I’ve come to have mixed feelings on “AGI” and “ASI” as terms to convey where this technology is headed.
On one hand, AGI has played a key role in motivating talented people who obsessed over this problem (@demishassabis, @ShaneLegg , @ilyasut , many others) and enabled the flow…
— Sriram Krishnan (@sriramk) December 3, 2025
Then, of course, there’s the Musk factor. The fact of his ownership creates obvious risks for all of his competitors, who rely on his platform to supply the vibes they need to help keep their companies, and the AI boom in general, going. It’s worth remembering that, back before he decided to purchase it and let it drive him nuts, Twitter was, to Musk, a platform with clear functional utility, a social network that helped make him wildly famous and use that fame to convince thousands of retail traders to buy into Tesla, the company that made him the richest man in the world.
Even if we assume, against all reason, that Musk won’t leverage this unusual sort of power over all the competitors gathered on his platform, X’s influence over them and how they’re seen by the rest of the world is undeniable. Along with “AI Twitter,” some of the other communities thriving on Musk era X include MAGA guys and crypto guys, meaning that the background vibe of the primary gathering place for the industry that’s trying to remake the world is quite a bit more conservative and mercenary than it otherwise might have been, and while the primary factor in the public’s deep skepticism of where AI is going is clearly fear about labor, association with polarizing Muskian politics probably doesn’t help assuage ambient fears about job loss and surveillance. (One important consequence of having the AI elite gathered on X is that their media diets are now substantially made up of one another’s posts, effusive and dismissive responses to their own posts, and standard “For You” page Musk-era algo-slop. It’s hard to overstate how thoroughly their information diets are influenced by their timelines, and you can get a pretty good idea of what those look like by jacking into AI Twitter yourself.)
Depending on how things go for xAI, this alone might have made Musk’s Twitter purchase worth it. Perhaps he gets an edge in an AI race that’s looking increasingly close. At the very least, he gets a measure of soft power to extend his animating crusade against the “woke mind virus” to AI, too.

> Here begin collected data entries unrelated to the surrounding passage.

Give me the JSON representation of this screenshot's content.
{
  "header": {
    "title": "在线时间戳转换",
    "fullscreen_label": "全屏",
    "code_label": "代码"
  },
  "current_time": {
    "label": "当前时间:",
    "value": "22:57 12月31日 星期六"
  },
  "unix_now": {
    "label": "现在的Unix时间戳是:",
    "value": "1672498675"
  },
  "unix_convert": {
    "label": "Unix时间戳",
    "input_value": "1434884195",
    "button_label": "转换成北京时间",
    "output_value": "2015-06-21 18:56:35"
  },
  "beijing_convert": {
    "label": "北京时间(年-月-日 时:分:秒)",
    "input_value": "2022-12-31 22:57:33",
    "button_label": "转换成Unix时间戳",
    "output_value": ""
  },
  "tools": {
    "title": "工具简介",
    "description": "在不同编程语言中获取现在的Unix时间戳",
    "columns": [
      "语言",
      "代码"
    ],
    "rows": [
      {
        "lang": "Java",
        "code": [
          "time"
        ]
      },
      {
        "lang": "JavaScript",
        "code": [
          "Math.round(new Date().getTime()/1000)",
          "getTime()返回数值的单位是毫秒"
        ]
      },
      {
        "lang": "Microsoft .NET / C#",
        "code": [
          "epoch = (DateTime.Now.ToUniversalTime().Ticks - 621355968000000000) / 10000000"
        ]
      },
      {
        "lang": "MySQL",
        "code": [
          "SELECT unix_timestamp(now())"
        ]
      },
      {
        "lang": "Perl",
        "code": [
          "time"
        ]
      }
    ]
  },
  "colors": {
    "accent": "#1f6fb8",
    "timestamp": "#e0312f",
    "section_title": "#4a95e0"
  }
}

The AI industry’s X obsession is obvious enough for insiders to joke about, but all evidence suggests they’ll be riding with their feeds until the end. (It’s certainly worked out so far!) As analysts try to identify sources of financial risk and evidence of an AI bubble — will circular financing backfire? Is Oracle’s stock price a worrying bellwether? — the industry’s capture by X, a chaotic platform full of capricious audiences owned by an impulsive and invested tech magnate who holds a grudge, represents an underappreciated latent risk. (For all their resources, the finance world doesn’t have a better way to keep up with the AI story either, and you’d better believe that massive trades are taking place based on tweets from AI Twitter influencers.) It’s a place regular people can get an unusually clear glimpse of a fascinating and consequential new technology and witness real candor from some of the people involved in building it. At the same time, it’s a platform that may have helped the lucrative, contested, and now load-bearing story of AI spiral out of control and where any shift away from that story — be that a subtle shift in the vibes about AI development or a more disruptive narrative contagion — will take hold first as a meme.